Ryan Blaney eyes Las Vegas turnaround: ‘What are you willing to push it to?’
Patrick Vallely | For NASCAR Digital Media
LAS VEGAS -- Ryan Blaney has had a string of bad luck at Las Vegas Motor Speedway, typically reserved for the casinos.
But with postseason stakes higher than ever in the Round of 8 of the NASCAR Cup Series Playoffs, Blaney is back at the table and hoping he has the right cards in hand for Sunday's South Point 400 (5:30 p.m. ET, USA Network, HBO Max, PRN Radio, SiriusXM NASCAR Radio, NBC Sports App).
MORE: Las Vegas schedule | At-track photos
Vegas puns aside, Blaney's recent history at the 1.5-mile track has been abysmal. The 2023 Cup Series champion crashed during practice for each of the last two Vegas races, starting in a backup car, then incurring damage during the race. Saturday seemed to be a turn of his fortune, escaping with a clean practice and qualifying session that set his No. 12 Team Penske Ford 14th on the starting grid.
What led to his prior mishaps was, in part, low tire pressure; an intentional setup decision to help find speed because cars with looser handling tend to race faster at tracks like Las Vegas. Blaney encouraged his crew chief, Jonathan Hassler, not to back down if it means making the No. 12 Ford fast.

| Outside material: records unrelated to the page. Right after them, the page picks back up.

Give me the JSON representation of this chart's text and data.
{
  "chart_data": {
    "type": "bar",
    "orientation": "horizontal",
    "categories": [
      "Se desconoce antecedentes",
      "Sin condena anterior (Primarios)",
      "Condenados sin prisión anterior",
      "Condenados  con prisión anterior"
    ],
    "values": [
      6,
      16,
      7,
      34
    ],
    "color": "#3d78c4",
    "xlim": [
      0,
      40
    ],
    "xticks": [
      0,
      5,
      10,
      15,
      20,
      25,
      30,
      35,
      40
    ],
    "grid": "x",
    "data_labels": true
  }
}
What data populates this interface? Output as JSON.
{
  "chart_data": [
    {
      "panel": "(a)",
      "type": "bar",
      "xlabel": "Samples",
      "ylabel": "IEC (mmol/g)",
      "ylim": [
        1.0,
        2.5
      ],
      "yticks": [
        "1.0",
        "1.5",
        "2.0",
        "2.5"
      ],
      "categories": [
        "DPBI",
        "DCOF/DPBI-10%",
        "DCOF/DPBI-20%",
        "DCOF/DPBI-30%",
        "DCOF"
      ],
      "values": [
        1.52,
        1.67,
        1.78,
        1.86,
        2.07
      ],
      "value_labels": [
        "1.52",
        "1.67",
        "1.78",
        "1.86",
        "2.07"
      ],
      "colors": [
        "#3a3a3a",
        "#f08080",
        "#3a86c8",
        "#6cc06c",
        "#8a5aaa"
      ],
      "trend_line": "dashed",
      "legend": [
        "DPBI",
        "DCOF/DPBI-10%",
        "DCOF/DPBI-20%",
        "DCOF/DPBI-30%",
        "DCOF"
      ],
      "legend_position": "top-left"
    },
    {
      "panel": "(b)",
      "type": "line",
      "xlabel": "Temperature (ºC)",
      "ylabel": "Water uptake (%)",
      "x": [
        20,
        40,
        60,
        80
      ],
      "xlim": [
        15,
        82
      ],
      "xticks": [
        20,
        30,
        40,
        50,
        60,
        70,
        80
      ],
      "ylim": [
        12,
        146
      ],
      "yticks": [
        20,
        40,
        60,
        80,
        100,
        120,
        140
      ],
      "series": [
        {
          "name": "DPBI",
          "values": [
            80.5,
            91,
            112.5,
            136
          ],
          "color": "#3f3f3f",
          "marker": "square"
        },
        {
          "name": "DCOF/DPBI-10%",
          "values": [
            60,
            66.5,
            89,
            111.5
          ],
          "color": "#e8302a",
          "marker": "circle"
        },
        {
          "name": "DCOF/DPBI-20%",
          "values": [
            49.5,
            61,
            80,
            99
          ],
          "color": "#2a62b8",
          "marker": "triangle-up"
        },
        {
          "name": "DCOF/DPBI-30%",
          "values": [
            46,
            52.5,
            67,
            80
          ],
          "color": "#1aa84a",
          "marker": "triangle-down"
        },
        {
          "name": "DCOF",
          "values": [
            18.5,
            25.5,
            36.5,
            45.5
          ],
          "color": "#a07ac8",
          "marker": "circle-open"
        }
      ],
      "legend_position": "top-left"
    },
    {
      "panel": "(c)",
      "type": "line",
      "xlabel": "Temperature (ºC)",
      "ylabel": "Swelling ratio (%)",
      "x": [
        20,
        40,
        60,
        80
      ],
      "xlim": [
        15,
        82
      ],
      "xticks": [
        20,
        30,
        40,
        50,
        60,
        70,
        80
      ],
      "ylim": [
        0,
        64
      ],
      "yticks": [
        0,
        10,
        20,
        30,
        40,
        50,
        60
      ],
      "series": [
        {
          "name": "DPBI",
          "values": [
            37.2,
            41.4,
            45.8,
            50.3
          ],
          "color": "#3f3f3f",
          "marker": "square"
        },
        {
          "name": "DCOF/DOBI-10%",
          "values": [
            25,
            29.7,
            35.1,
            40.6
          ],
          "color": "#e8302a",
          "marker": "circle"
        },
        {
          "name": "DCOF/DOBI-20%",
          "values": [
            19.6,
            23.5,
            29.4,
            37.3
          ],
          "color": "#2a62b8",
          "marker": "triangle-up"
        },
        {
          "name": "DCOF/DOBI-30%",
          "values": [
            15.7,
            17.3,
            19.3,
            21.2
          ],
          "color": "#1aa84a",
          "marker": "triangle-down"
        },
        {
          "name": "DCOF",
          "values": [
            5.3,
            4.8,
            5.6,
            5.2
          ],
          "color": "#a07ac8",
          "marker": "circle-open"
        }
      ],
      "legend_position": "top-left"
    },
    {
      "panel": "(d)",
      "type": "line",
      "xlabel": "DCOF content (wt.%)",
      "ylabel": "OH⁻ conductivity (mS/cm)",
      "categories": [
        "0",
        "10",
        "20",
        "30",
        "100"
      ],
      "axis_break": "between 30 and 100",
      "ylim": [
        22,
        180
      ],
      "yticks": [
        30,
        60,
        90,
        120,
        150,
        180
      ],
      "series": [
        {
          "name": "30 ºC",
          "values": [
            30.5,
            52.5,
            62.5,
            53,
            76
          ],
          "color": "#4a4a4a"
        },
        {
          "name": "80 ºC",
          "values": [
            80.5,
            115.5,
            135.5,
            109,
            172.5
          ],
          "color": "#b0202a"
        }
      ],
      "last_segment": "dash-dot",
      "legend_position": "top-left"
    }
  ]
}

"It's, what are you willing to push it to?" Blaney said Saturday. "And I've never been a big fan of reeling something in. Like, I feel like if you're trying to get the most out of your stuff and keep working on it and refine it -- I mean, you can't just keep doing the same thing, which we aren't. So just refining what you think is fast and good."
Blaney added he felt no hesitation or trepidation returning to the track or climbing inside the race car despite his previous sour luck, resiliently putting any errors in the rearview mirror and looking out the windshield instead.
"I don't ever try to think of that stuff like being hesitant or anything like that in the back of your mind," Blaney said. "It's just some things that happen every now and then. Yeah, they stink when it happens for sure, not only for me, but for everybody, right? We have to get a new car ready, and it's no fun for anyone. But no, we've had good discussions and a good kind of route to go."
Playing to his benefit is that despite his dismal last two Vegas races, Team Penske or its affiliated team, Wood Brothers Racing, has won each of the past two, with Joey Logano winning in 2024 and Josh Berry scoring his first career Cup win in March. Those notes are excellent to look back on, but there's one problem: Blaney has limited notes of his own.
"I finished in the fall last year. I was just eight laps down," Blaney said with a laugh. "But hopefully, we can learn from what Josh had in the spring and build off of what we learned at Kansas. I thought we were decent at Kansas. I didn't think we were the best. I thought we were kind of seventh-, eighth-place car at Kansas behind some Toyotas and a couple of Hendrick cars. But hopefully we learned a little bit there and we're able to apply it for this weekend. So yeah, just relying heavily on previous races here, from our other teammates and then taking what we learned a couple weeks ago to hopefully be where you want to be."